Woman to stand trial for injuring former Ashland police officer's child
Despite having a negotiated plea agreement, a Central Point woman will stand trial on felony charges accusing her of causing a 2017 injury that left a former Ashland police officer’s child without sight in one eye.
Janell Leah Burns, 48, was scheduled to change her plea Friday in Jackson County Circuit Court on a charge of first-degree criminal mistreatment surrounding a severe head injury to a toddler she was babysitting on May 19, 2017. Jackson County Circuit Court Judge David Orr, however, refused to move forward with the probation-only sentence negotiated between the Douglas County District Attorney’s Office and Burns’ defense lawyers.
“I can’t come to the conclusion this is the proper way forward,” Orr said some 45 minutes after the hearing was scheduled to begin. Orr stated on the record that he consulted with multiple judges before making his decision.
Orr told Douglas County Senior Deputy District Attorney Jodee Jackson and Burns’ defense lawyer Christine Herbert that he’d be willing to consider another plea agreement with stiffer penalties, and that they’re welcome to try another judge, but he “can’t come to terms with this resolution.”
The Douglas County District Attorney’s office prosecuted the case because the child’s father, Aaron Rosas, is a former Ashland police detective who has since found work outside of law enforcement.
The decision left both Burns’ defense lawyers and the Douglas County District Attorney’s office scrambling, each side describing to Orr the numerous expert witnesses who’d since been recused under the belief that a March 16 trial was canceled.
Rosas and his wife, Melissa, flew from Arizona for the hearing. Although Orr’s decision means the case is still open, he said he’d “never seen that happen before,” and expressed gratitude for the judge’s decision.
“I think we both want it to move forward the right way,” he said. “We’re very grateful for the decision by Judge Orr.”
The basis of Orr’s ruling was a 10-page objection filed Friday morning by lawyer Erin Olson of Portland representing Aaron and Melissa Rosas.
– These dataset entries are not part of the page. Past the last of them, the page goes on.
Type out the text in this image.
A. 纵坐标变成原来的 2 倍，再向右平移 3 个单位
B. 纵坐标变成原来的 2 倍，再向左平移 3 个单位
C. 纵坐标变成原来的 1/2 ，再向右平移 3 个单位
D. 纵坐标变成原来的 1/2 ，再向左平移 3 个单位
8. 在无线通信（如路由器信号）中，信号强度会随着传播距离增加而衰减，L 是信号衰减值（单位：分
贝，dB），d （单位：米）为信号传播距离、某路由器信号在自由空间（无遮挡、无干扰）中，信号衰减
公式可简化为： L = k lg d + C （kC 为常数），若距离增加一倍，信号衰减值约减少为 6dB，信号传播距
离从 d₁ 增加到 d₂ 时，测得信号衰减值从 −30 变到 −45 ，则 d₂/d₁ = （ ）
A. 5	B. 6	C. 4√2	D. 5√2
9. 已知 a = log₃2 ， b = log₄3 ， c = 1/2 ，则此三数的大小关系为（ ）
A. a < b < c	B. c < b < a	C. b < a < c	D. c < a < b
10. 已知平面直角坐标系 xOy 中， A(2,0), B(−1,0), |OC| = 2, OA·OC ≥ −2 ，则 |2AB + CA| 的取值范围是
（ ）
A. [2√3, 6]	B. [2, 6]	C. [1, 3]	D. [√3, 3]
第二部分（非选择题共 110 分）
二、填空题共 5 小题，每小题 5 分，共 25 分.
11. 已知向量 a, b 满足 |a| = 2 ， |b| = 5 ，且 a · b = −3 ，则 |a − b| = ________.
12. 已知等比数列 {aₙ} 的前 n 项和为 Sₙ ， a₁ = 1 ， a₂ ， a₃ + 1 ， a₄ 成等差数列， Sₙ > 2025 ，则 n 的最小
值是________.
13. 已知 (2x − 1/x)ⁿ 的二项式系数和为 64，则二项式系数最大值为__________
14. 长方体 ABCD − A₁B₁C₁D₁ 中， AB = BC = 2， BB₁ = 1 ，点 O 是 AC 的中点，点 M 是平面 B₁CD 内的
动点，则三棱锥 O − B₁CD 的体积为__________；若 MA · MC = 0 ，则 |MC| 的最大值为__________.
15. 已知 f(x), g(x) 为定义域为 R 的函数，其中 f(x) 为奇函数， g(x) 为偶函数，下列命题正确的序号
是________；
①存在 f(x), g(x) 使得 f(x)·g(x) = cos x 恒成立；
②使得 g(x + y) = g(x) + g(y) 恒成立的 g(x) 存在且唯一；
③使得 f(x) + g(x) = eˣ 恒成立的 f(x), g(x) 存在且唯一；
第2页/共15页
“The Rosases are well aware that the ultimate decision of the jury may be to acquit the defendant (Burns), but they would rather see the case tried in good faith than effectively abandoned without any meaningful consequence to the defendant,” Olson wrote in her objection filed Friday morning — roughly 4-1/2 hours before the scheduled hearing.
Few details have yet been released into how Rosas’ daughter, then 14 months old, suffered a traumatic head injury while Burns was babysitting.
The Rosases declined to discuss the circumstances behind the injury, but they and prosecutors allege that the injuries could not have been accidental. What’s known from court filings is that the child was rushed by ambulance to Asante Rogue Regional Medical Center and placed on a ventilator after a CT scan showed internal bleeding in the brain. The child was later airlifted to Oregon Health Sciences University, where she stayed for 10 days after being treated for brain swelling and seizures.
In October 2017, the grand jury indicted Burns on felony charges of first-degree assault, first-degree criminal mistreatment and three misdemeanor counts of fourth-degree assault on two prior dates that week in May 2017.
Outside the courtroom, Rosas said that his daughter’s seizures appear to have subsided, and is “doing well” developmentally these days. However, the almost 5-year-old child is permanently blind in one eye from bilateral retinal hemorrhages.
Rosas said his lingering concern is that his daughter may not be able to handle any future bumps on the head the same way another child might.
“For the rest of her life she’s at risk for another head trauma,” Rosas said.
Rosas said he left law enforcement because what happened to his daughter left him no longer able to handle police work involving injured or sick kids.
“I had some pretty bad PTSD, especially when it came to children,” Rosas said.
As of Friday afternoon, the next court appearance in Burns’ case is a March 15 trial readiness conference. Lawyers from both sides will consult their expert witness’ schedules over the next three weeks and schedule trial date at the hearing.